On 3rd April, International Monetary Fund (IMF) Managing Director Kristalina Georgieva warned that the worst recession since the Great Depression would hit developing countries hardest, as they have “less resources to protect themselves”. World Bank President David Malpass also acknowledged that it would “hurt world’s poorest countries the most”.
The pandemic has already set back decades of modest and uneven progress in developing countries. The World Bank recently estimated those falling into extreme poverty worldwide in 2020 at between 119 and 124 million people, i.e., by around 15%.
And the situation is getting worse. Rich country resistance to the developing countries’ request for a TRIPS waiver, vaccine imperialism and the flawed COVAX arrangements are deepening the crisis in poor countries as most remain far behind in the vaccine queue.
To boost their profits, vaccine developers restrict greater output. Despite having received various generous government subsidies, they refuse to share research findings needed to massively scale up generic production. Meanwhile, rich countries have secured many times more vaccines than they need.
Limited fiscal space
Before the COVID-19 pandemic, low income countries already had the largest deficits, higher borrowing costs and more debt relative to government revenue than high-income countries. Thus, they devote ever larger shares of their modest revenues to pay interest.
The pandemic has undoubtedly worsened public finances. Average deficits in LICs increased from -4.0% of GDP in 2019 to -5.7% in 2020, with debt rising from 43.3% to 48.5% of GDP.
Fiscal responses have been influenced by access to financing. Global fiscal support reached nearly US$14 trillion in 2020, comprising US$7.8 trillion in additional spending or foregone revenue, and U$6 trillion in equity injections, loans and guarantees.
Nearly US$12 trillion (about a fifth of GDP) was deployed in advanced economies to address the pandemic and its economic fallout. Meanwhile, LICs could only afford US$26.6 billion (1.2% of GDP), as emerging market economies deployed around 5%.
Declining fiscal space
Countries relying on primary commodity production, tourism or manufacturing for transnational supply chains have been most disrupted by the pandemic. More open to the outside world, their government revenue and fiscal space have been more severely affected.
Revenue shortfalls from output drops, concurrent commodity price drops and debt demands have limited many LICs’ fiscal capacities. The pandemic is thus more likely to leave lasting impacts, including worse poverty and malnutrition.
The IMF head urged countries not to hesitate to “spend, but keep the receipts”, suggesting a major U-turn in IMF fiscal policy advice. Likewise, despite her earlier reputation as a ‘debt hawk’, World Bank Chief Economist Carmen Reinhart advised “First fight the war, then figure out how to pay for it”.
But most LICs have little alternative but to rely heavily on foreign aid. Even before the pandemic, aid from the OECD countries only reached 0.31% of their gross national income (GNI), less than half the 0.7% of national income target agreed to more than half a century ago.
Had donors met their LDCs aid target of 0.15~0.20% of their national incomes, LDCs would have received an extra US$32 billion more annually at least.
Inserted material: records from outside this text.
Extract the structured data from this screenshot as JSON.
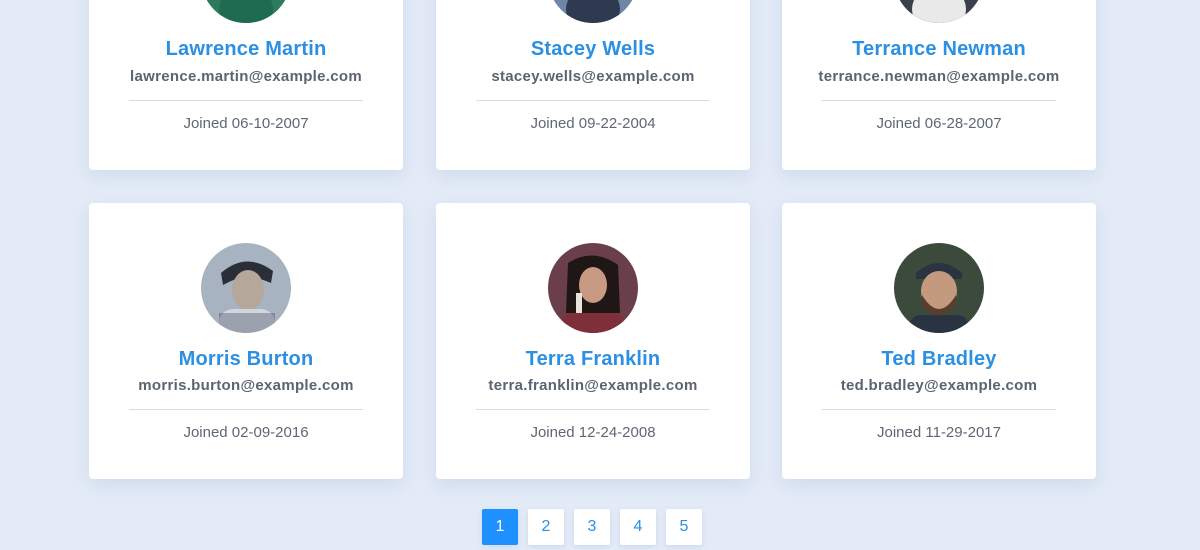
{
  "users": [
    {
      "name": "Lawrence Martin",
      "email": "lawrence.martin@example.com",
      "joined": "Joined 06-10-2007"
    },
    {
      "name": "Stacey Wells",
      "email": "stacey.wells@example.com",
      "joined": "Joined 09-22-2004"
    },
    {
      "name": "Terrance Newman",
      "email": "terrance.newman@example.com",
      "joined": "Joined 06-28-2007"
    },
    {
      "name": "Morris Burton",
      "email": "morris.burton@example.com",
      "joined": "Joined 02-09-2016"
    },
    {
      "name": "Terra Franklin",
      "email": "terra.franklin@example.com",
      "joined": "Joined 12-24-2008"
    },
    {
      "name": "Ted Bradley",
      "email": "ted.bradley@example.com",
      "joined": "Joined 11-29-2017"
    }
  ],
  "pagination": {
    "pages": [
      "1",
      "2",
      "3",
      "4",
      "5"
    ],
    "current": "1"
  },
  "colors": {
    "background": "#e3ebf7",
    "accent": "#2b8fe3",
    "active_page": "#1e90ff"
  }
}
Donor government cuts in bilateral aid commitments by almost 30%, from US$23.9 billion in the first five months of 2019 to US$16.9 billion during January-May 2020, have only made things worse.
Meanwhile, despite Boris Johnson’s rhetoric about reviving Commonwealth, i.e., colonial, connections now that Britain has ‘Brexited’, he plans to cut bilateral aid by 50~70% following the £2.9 billion cut in July 2020!
Britain is now paying “Covid bills off the backs of the poor”, even breaching UK law! Ever clever on the hoof, BoJo may yet donate the excess vaccines he has ordered to the ‘most deserving’ in another typically spectacular, grandiloquent gesture while continuing to block much broader access by denying developing countries’ TRIPS vaccine waiver request.